With the transcription and indexing of Schönberg’s calendars from the years 1935 and 1936, which can now be viewed via the image archive, we receive multifaceted insights into Schönberg’s daily and weekly routines at his temporary residence in Hollywood.

From September 1934 to May 1936, Schönberg and his family lived at 5860 Canyon Cove, Hollywood, Los Angeles, where he worked on pieces such as his Violin Concerto, op. 36. “I had been engaged by the University of Southern California in the meanwhile: first for a six-week summer session in 1935, then as ‘Professor of Music’ for the 1935–36 season, including the summer session.” (Arnold Schönberg: Report of the Schoenberg Family on their lives during the war and immediately prior).

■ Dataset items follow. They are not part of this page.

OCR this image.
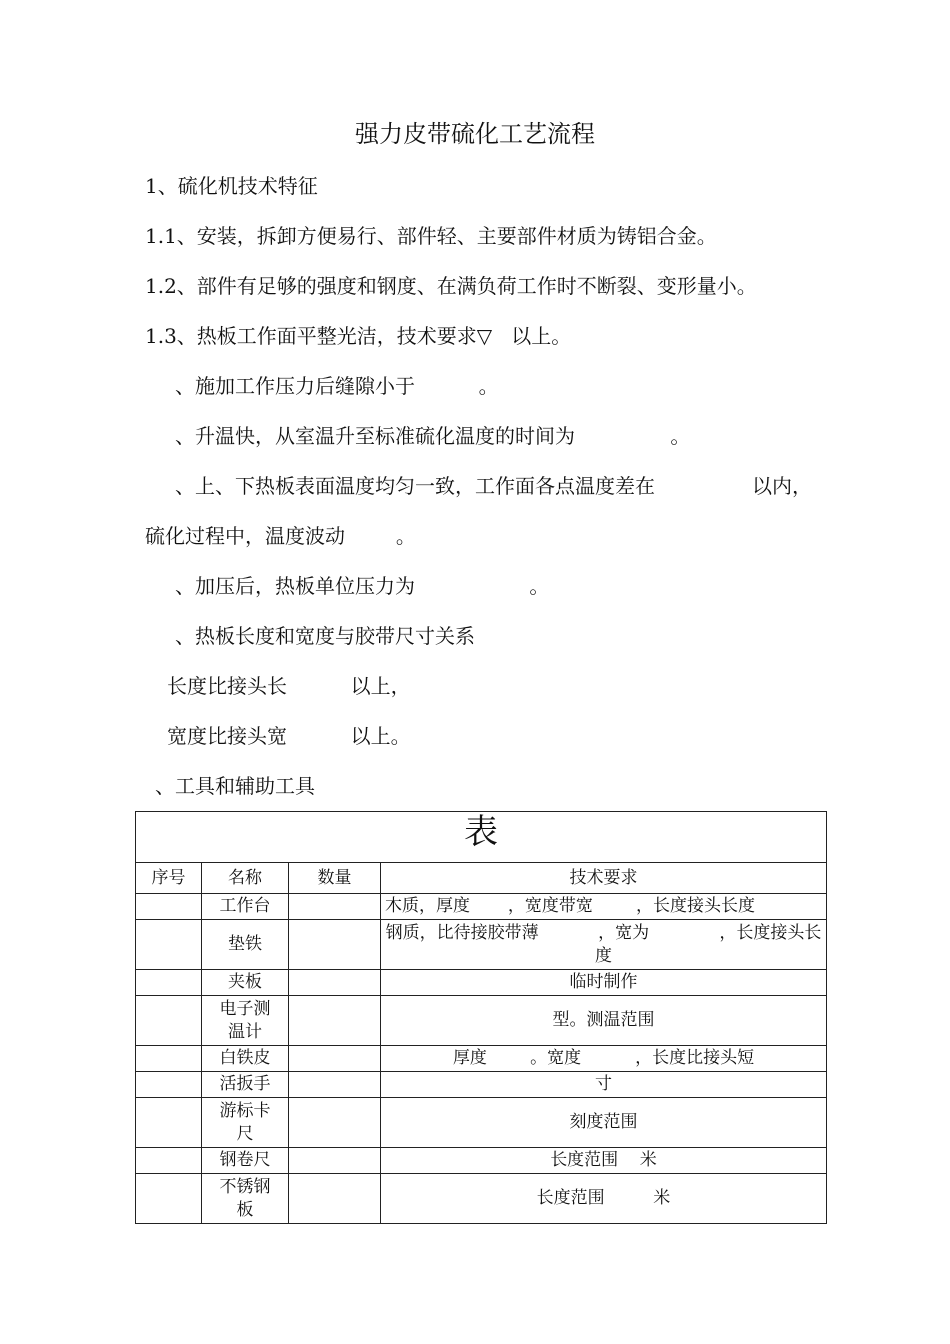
强力皮带硫化工艺流程
1、硫化机技术特征
1.1、安装，拆卸方便易行、部件轻、主要部件材质为铸铝合金。
1.2、部件有足够的强度和钢度、在满负荷工作时不断裂、变形量小。
1.3、热板工作面平整光洁，技术要求▽   以上。
、施加工作压力后缝隙小于          。
、升温快，从室温升至标准硫化温度的时间为               。
、上、下热板表面温度均匀一致，工作面各点温度差在	以内，
硫化过程中，温度波动        。
、加压后，热板单位压力为                  。
、热板长度和宽度与胶带尺寸关系
长度比接头长          以上，
宽度比接头宽          以上。
、工具和辅助工具
表			
序号	名称	数量	技术要求
	工作台		木质，厚度       ，宽度带宽        ，长度接头长度
	垫铁		钢质，比待接胶带薄           ，宽为             ，长度接头长度
	夹板		临时制作
	电子测温计		型。测温范围
	白铁皮		厚度        。宽度          ，长度比接头短
	活扳手		寸
	游标卡尺		刻度范围
	钢卷尺		长度范围    米
	不锈钢板		长度范围         米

Fred Steiner: A history of the first complete recording of the Schoenberg String Quartets, in: Journal of the Arnold Schoenberg Institute II/2 (February 1978) [excerpt]:

Judging from entries found in one of Arnold Schönberg’s calendars, it was in May 1936 that the composer began to give private lessons to film composers. Among the first names to appear is that of Alfred Newman, one of the pioneer composers and conductors of the sound film era, who was at that time the music director at United Artists.

One day, either during a lesson or on some more social occasion, Newman heard Schönberg’s oft-voiced complaint that the works he had composed during his later periods of development were rarely if heard by the public. Thus when Schönberg told his pupil that the Kolisch String Quartet was coming to Los Angeles to perform all four of his quartets at a series of concerts at UCLA and lamented the fact that no recording company had offered to record these works, Newman got the idea of recording them privately for his teacher’s benefit. If Schönberg could persuade the Kolisch group to perform gratis, Newman would make arrangements to utilize the United Artists music recording studio … to make the master disks.

Arnold Schönberg entered the dates of the recordings in his pocket-size diary for 1936: the First Quartet (op. 7) on Tuesday, December 29; the Third (op. 30) and Second (op. 10) Quartets, in that order, on December 30 and 31 respectively. He did not specify the time of day. There is no mention further recording sessions until Friday, January 8, when we find in his 1937 desk diary the cryptic entry, "record." Since the Fourth Quartet was the only one left to be done and was to have its premiere evening at UCLA, we can only assume that the notation means it was recorded earlier that same day.